あるのはただ文字情報のみ。ネットにつないだからといって画像が現れるわけではなし。記号文字で装飾を施すのがせいぜいだ。
このような簡素な画面を見せられても、オンラインであると認識しがたいふたりはとりあえず、
「検索窓どれ?」と拓海。
「どこからYouTube見られるの?」と葵。
安定の二〇二〇年脳でもって両名は問う。
逆方向への思考のパラダイムシフトを求めるのはそれほどまでに酷な注文なのか。博は逆に問いたかったが、この二名は普通の十代・二十代以上に過去を解しない。理解したら負けかな、との信念をいだいているふしすらある。
謎の頑固さを打ち崩すのもエネルギーがいる。とおりいっぺんに話すだけにとどめたほうがいいのかもしれない。
「ゴフティーは、この時代に『PC-GON』と双璧をなす、国内最大規模のネットワークサービスだ。掲示板・チャット・メール・ソフトウェアのアップロード・ダウンロードなどさまざまな機能を提供する」
「ソシャゲは?」
「ない」
「LINEは?」
「ない」
「Suicaのチャージは?」
「だからそんなものはないと言っている」
「え、なんか全然使えなくない、それ?」
大々的な紹介のわりにたいしたことがないな、と言わんばかりに流す葵に、陽子が「ハア!?」と憤慨する。

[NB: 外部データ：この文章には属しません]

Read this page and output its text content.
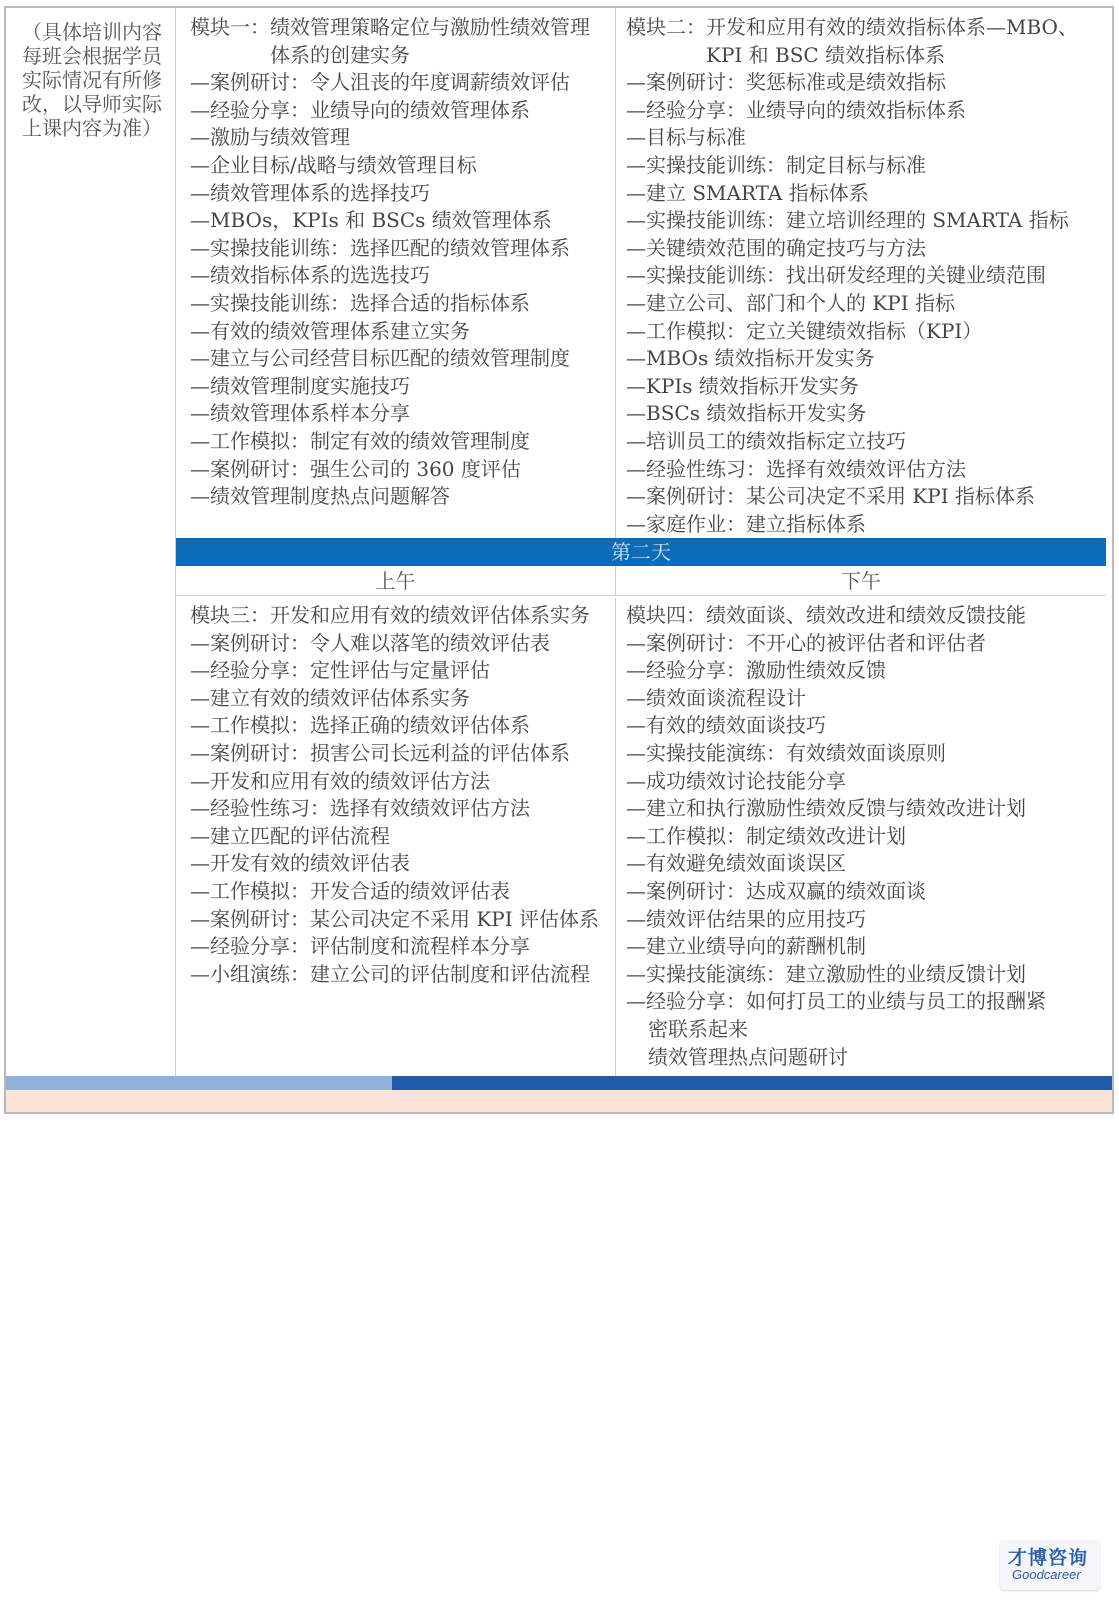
（具体培训内容每班会根据学员实际情况有所修改，以导师实际上课内容为准）
模块一： 绩效管理策略定位与激励性绩效管理体系的创建实务
—案例研讨：令人沮丧的年度调薪绩效评估
—经验分享：业绩导向的绩效管理体系
—激励与绩效管理
—企业目标/战略与绩效管理目标
—绩效管理体系的选择技巧
—MBOs，KPIs 和 BSCs 绩效管理体系
—实操技能训练：选择匹配的绩效管理体系
—绩效指标体系的选选技巧
—实操技能训练：选择合适的指标体系
—有效的绩效管理体系建立实务
—建立与公司经营目标匹配的绩效管理制度
—绩效管理制度实施技巧
—绩效管理体系样本分享
—工作模拟：制定有效的绩效管理制度
—案例研讨：强生公司的 360 度评估
—绩效管理制度热点问题解答
模块二： 开发和应用有效的绩效指标体系—MBO、KPI 和 BSC 绩效指标体系
—案例研讨：奖惩标准或是绩效指标
—经验分享：业绩导向的绩效指标体系
—目标与标准
—实操技能训练：制定目标与标准
—建立 SMARTA 指标体系
—实操技能训练：建立培训经理的 SMARTA 指标
—关键绩效范围的确定技巧与方法
—实操技能训练：找出研发经理的关键业绩范围
—建立公司、部门和个人的 KPI 指标
—工作模拟：定立关键绩效指标（KPI）
—MBOs 绩效指标开发实务
—KPIs 绩效指标开发实务
—BSCs 绩效指标开发实务
—培训员工的绩效指标定立技巧
—经验性练习：选择有效绩效评估方法
—案例研讨：某公司决定不采用 KPI 指标体系
—家庭作业：建立指标体系
第二天
上午	下午
模块三： 开发和应用有效的绩效评估体系实务
—案例研讨：令人难以落笔的绩效评估表
—经验分享：定性评估与定量评估
—建立有效的绩效评估体系实务
—工作模拟：选择正确的绩效评估体系
—案例研讨：损害公司长远利益的评估体系
—开发和应用有效的绩效评估方法
—经验性练习：选择有效绩效评估方法
—建立匹配的评估流程
—开发有效的绩效评估表
—工作模拟：开发合适的绩效评估表
—案例研讨：某公司决定不采用 KPI 评估体系
—经验分享：评估制度和流程样本分享
—小组演练：建立公司的评估制度和评估流程
模块四：绩效面谈、绩效改进和绩效反馈技能
—案例研讨：不开心的被评估者和评估者
—经验分享：激励性绩效反馈
—绩效面谈流程设计
—有效的绩效面谈技巧
—实操技能演练：有效绩效面谈原则
—成功绩效讨论技能分享
—建立和执行激励性绩效反馈与绩效改进计划
—工作模拟：制定绩效改进计划
—有效避免绩效面谈误区
—案例研讨：达成双赢的绩效面谈
—绩效评估结果的应用技巧
—建立业绩导向的薪酬机制
—实操技能演练：建立激励性的业绩反馈计划
—经验分享：如何打员工的业绩与员工的报酬紧
密联系起来
绩效管理热点问题研讨
才博咨询
Goodcareer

「アンタ、これだけのサービスがパソコンひとつで自宅にいながら、二十四時間いつでも利用できるのよ? そのスゴさがわかんないの?」
「いや、ちょっとよくわかんないし……」
惑う彼女に彼女は「ハアー」と次は嘆息。首を振り振り鷹揚に説く。
「あのネ、パソコン通信を使えば、切手を貼ったり何日もかかったりする郵便と違って一瞬で届く電子メールを送れるし、北海道や九州の人とも長距離通話の高い電話料金を払うことなくチャットでおしゃべりできたりするのよ。ゴフティーなら二十四時間・年中無休で天気予報だって見られるんだから」
まるで自分がそれらのサービスを提供しているかのような口ぶりで陽子は胸を張る。少女は、同い年の母親がなにを自慢げにそっくり返っているのかさっぱりで、リアクションに困った。

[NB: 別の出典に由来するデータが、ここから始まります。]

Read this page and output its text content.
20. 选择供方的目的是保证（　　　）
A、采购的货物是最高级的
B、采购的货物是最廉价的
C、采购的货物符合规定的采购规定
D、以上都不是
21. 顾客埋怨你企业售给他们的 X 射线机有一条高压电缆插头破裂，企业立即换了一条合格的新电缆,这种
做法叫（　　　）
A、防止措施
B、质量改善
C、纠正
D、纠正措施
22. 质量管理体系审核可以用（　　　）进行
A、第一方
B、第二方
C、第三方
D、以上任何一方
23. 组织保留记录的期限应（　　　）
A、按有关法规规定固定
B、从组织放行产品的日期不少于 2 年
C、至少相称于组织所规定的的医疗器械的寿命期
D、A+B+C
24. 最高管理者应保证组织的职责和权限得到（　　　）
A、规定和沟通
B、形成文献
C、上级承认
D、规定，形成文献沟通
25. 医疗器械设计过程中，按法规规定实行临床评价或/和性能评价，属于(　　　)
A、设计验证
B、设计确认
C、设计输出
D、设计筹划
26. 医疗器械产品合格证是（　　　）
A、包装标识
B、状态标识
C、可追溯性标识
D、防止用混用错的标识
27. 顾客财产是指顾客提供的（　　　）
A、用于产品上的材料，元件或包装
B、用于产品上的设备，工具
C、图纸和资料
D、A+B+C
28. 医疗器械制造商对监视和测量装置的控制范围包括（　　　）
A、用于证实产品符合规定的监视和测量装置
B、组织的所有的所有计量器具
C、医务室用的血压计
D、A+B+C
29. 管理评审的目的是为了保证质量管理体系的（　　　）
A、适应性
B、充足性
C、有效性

「んーと、このショボいパソコンでもそれぐらいだったらできるってとこに驚けばいいの?」
「ハア!?」
今度は兄妹で声をあげ、兄のほうが「ショボい言うな! 大特価でも二十五万したんだぞ!」と反論し、さらに拓海が「こんなプランクトン画面しか出ねえやつが!?」と驚嘆。
「なんだプランクトンって、なんかの罵詈雑言かっ」との抗議や、
それをスルーし「二十五て。そんだけ出したらGore j5で妥協せずj7積んだモデル買えるぞ」との大きなひとりごと、
一方、妹サイドの「アンタね、『それぐらいだったらできる』ってどーゆー言いぐさよ。パソコン通信のコト、ロクにわかってなさそうなクセして」との詰問調、
および「けどあたしが小学校に上がったときにママが買ってくれたiPhone 5でも普通にできるし、っていうかこのパソコンって、なんかLINEすらできないんでしょ?」と困惑しつつスカートからiPhone Xを取り出そうとする葵アンド「端末価格五円で買った俺のiPhone XSのほうがたぶん全然スペック上じゃね?」と同じく尻ポケットに手を伸ばす拓海に「おまえらスマホを出すんじゃあないと何回言わせるんだっ」吠える保護者。
そしてひとり「カオス……」と醒めた目でつぶやく女子プログラマー。
きゃあきゃあ、きゃいきゃい、収拾がつかない。